India's 5 percent broken parboiled variety was quoted around $382-$387 per tonne this week, compared with $376-$383 last week.
"In last few weeks demand is weak as Indian rice has become expensive," said M. Adishankar, executive director at Sri Lalitha, a rice exporter in the southern state of Andhra Pradesh.
Export prices in India had shot up earlier after Chhattisgarh, leading rice producing state in central India, raised the minimum paddy buying price.
In Thailand, benchmark 5-percent broken rice prices narrowed to $390-$400 range, free on board Bangkok, from $380-$400 last week due to the baht's strength against the U.S. dollar.
Traders said prices remained relatively unchanged due to flat demand, but expected a surge in supply between January-end to early February, which could affect prices.
The market was looking for possible buying from the Philippines, which imported from Thailand last year, a Bangkok-based trader said.
Meanwhile, rates for Vietnam's 5 percent broken rice stayed flat from last week at $370-$375 a tonne, and traders expect prices to fall in the coming weeks on rising supplies and weak demand.
"Some of the farmers in the Mekong Delta have started harvesting their winter-spring crop and the harvest in expected to peak after Tet (Lunar New Year) holiday," a trader based in Ho Chi Minh City said.
Rice exports from Vietnam are expected to witness a quiet year in 2019, Nguyen Ngoc Nam, chairman of the Vietnam Food Association, told Reuters on Thursday.
"We haven't received new orders for this year and our potential clients haven't made any move to make new purchases," Nam said.
China's move to tighten control on rice shipments from Vietnam will put a brake on Vietnam's rice exports, the Ho Chi Minh City-based trader said, adding that the Southeast Asian country had not worked out any effective measures to cope with the situation.

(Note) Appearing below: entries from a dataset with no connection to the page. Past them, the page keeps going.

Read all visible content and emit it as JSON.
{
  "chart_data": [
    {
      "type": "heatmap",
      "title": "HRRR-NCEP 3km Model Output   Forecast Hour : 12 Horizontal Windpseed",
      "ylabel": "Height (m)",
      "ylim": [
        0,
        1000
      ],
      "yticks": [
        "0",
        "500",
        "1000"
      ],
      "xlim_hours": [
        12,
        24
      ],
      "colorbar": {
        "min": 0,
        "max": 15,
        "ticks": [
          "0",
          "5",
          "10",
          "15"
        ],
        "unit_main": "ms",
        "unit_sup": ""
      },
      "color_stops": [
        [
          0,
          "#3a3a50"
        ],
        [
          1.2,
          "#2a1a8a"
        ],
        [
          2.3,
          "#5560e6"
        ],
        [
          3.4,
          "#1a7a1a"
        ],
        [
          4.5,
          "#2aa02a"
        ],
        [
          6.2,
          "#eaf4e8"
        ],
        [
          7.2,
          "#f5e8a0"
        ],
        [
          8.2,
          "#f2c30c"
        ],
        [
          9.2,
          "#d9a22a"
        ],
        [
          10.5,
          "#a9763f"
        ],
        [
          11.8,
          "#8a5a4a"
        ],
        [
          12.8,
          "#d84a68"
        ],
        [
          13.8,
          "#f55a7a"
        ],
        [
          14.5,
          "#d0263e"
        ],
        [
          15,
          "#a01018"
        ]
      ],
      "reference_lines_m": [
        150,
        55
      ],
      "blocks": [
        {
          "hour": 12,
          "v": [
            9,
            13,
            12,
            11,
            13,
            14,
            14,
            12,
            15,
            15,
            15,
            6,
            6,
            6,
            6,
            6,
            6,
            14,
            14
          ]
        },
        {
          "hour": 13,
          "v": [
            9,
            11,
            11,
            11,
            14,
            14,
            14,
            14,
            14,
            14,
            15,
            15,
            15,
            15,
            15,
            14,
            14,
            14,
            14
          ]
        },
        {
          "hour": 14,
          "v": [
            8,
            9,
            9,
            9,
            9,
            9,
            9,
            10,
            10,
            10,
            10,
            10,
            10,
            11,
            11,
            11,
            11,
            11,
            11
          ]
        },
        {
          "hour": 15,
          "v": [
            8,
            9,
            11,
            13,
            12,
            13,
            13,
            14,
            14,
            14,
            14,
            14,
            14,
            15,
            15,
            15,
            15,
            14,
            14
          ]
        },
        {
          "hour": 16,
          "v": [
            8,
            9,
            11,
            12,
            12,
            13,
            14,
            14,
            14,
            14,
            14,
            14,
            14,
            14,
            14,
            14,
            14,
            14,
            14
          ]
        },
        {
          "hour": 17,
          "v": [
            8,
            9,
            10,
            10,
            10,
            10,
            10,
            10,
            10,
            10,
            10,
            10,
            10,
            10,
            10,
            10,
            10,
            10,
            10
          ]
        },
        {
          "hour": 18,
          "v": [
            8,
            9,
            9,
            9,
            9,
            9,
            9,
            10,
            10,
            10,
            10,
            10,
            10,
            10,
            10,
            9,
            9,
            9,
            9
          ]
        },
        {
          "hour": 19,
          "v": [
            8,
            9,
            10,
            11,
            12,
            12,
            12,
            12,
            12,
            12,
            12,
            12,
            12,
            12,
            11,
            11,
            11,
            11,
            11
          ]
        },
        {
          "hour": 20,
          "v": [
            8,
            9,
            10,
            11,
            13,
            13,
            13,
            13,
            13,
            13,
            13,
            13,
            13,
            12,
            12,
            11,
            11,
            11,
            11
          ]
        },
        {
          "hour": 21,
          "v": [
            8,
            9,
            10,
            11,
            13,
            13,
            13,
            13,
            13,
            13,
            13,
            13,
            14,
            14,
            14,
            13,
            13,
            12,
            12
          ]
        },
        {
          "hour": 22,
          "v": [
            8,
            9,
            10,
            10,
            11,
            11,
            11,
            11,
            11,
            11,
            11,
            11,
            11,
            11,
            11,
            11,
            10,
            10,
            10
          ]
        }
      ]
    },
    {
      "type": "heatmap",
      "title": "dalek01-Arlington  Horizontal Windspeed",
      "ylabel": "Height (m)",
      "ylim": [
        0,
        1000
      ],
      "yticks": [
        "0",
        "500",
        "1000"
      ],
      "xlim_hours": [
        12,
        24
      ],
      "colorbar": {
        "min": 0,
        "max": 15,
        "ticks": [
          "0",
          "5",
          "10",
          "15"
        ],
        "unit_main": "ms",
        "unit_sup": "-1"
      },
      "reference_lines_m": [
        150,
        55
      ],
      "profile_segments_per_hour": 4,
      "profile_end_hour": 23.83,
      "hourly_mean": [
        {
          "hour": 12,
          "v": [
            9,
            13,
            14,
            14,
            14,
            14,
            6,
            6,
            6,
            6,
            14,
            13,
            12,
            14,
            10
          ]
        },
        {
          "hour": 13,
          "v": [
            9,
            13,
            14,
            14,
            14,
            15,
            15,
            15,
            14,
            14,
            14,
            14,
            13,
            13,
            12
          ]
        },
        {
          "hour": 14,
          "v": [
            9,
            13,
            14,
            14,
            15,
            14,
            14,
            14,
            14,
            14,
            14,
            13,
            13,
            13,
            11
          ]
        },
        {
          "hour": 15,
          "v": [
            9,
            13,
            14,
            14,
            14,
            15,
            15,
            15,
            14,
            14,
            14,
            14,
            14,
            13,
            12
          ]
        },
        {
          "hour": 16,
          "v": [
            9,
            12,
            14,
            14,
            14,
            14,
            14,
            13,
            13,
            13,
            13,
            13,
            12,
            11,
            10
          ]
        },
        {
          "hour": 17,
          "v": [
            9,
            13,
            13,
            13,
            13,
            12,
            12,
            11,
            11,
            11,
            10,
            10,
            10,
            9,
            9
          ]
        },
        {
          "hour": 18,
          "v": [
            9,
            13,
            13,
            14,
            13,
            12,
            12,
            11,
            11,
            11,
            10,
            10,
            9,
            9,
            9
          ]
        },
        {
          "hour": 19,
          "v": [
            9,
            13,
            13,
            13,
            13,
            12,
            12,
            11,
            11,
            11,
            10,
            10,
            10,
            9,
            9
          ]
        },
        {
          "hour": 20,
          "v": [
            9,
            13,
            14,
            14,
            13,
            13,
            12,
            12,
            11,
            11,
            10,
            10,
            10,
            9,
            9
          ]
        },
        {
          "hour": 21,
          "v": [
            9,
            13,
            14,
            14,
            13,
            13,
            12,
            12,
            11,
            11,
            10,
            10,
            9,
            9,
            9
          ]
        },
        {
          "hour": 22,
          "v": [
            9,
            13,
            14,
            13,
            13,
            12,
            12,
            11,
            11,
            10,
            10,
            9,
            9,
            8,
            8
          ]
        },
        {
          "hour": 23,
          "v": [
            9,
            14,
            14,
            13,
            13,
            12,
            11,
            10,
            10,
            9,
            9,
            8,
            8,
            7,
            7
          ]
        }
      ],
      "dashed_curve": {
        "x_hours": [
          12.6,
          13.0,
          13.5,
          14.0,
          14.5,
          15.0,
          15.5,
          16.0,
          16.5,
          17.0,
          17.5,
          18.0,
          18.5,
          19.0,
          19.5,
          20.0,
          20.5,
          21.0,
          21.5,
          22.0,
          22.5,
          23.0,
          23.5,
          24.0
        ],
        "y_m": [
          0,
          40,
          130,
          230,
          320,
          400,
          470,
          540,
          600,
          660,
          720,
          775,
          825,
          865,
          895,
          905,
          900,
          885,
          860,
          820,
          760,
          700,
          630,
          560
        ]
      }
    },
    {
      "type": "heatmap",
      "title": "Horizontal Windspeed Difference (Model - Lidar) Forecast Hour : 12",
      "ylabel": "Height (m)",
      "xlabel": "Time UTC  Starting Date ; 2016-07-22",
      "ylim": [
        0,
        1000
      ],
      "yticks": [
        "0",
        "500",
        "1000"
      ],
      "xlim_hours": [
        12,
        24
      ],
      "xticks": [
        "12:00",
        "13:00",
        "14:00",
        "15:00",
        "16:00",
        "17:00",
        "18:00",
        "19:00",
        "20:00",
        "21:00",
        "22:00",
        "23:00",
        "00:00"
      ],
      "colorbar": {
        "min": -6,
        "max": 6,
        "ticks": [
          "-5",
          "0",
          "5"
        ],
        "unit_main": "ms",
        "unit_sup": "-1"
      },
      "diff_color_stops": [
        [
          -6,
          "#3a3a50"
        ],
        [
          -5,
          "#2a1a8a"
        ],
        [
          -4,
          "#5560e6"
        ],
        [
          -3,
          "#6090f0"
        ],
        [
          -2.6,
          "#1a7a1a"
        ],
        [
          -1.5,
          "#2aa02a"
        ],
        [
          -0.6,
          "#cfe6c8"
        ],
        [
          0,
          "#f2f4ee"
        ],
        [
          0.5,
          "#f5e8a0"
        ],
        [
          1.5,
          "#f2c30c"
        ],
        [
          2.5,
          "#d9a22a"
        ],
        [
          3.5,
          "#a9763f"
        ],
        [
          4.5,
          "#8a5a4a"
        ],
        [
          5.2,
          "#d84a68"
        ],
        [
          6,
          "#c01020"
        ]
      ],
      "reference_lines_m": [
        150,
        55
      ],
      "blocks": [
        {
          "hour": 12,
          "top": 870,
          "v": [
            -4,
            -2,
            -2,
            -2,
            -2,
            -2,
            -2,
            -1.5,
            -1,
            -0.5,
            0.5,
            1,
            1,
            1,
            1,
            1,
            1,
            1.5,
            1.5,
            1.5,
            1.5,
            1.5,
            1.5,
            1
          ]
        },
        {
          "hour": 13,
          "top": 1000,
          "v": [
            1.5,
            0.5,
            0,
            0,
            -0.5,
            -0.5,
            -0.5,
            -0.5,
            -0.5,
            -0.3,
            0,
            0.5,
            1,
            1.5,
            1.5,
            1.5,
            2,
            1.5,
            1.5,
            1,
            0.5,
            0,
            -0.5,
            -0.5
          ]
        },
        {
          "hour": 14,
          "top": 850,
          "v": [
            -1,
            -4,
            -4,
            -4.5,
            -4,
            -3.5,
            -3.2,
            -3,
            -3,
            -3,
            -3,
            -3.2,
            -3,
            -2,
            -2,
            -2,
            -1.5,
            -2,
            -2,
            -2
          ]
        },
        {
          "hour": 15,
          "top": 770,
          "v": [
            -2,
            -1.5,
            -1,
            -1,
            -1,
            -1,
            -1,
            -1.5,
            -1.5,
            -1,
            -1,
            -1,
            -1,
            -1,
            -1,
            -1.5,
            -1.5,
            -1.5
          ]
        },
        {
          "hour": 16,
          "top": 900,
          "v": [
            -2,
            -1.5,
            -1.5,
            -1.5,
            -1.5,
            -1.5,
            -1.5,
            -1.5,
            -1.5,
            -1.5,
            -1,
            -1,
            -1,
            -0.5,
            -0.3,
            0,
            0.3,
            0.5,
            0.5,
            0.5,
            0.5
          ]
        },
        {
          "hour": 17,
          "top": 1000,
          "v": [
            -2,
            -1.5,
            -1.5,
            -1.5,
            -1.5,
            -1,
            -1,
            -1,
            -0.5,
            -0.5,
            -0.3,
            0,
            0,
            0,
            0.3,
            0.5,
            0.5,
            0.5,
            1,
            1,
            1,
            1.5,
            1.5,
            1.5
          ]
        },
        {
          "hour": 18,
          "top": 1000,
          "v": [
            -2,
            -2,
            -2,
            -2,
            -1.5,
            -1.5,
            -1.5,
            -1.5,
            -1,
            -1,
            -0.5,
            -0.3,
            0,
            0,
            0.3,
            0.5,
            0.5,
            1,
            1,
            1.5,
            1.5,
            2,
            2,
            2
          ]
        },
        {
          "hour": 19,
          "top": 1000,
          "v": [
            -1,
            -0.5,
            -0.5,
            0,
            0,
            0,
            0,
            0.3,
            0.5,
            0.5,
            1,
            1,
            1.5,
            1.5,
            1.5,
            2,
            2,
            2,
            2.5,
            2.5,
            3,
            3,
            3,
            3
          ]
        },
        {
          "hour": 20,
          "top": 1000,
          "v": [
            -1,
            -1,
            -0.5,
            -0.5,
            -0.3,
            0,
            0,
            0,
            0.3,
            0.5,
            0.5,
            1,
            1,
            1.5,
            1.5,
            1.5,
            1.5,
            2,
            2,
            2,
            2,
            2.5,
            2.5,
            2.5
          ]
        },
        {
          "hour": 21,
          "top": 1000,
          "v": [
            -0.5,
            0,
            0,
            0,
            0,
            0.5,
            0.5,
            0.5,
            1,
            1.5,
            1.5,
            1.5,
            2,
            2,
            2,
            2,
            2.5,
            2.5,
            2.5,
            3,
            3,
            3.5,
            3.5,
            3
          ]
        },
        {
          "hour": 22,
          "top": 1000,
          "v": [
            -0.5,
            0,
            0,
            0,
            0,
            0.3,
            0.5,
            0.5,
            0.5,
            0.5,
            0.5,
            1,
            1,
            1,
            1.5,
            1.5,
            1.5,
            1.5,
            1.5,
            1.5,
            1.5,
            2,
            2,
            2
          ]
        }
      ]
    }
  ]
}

"Some exporters are looking to trade rice for cashew nuts from Africa, but it's not clear yet how it will fare."
Meanwhile, a report from the United Nation's Food and Agriculture Organisation (FAO) estimated Bangladesh's rice output will hit a record 53.6 million tonnes in 2018, due to strong domestic prices and bumper yields due to favourable weather conditions.
Bangladesh, which emerged as a major importer of the grain in 2017 after floods damaged crops, imported a record 3.9 million tonnes of rice in the last financial year that ended in June 2018.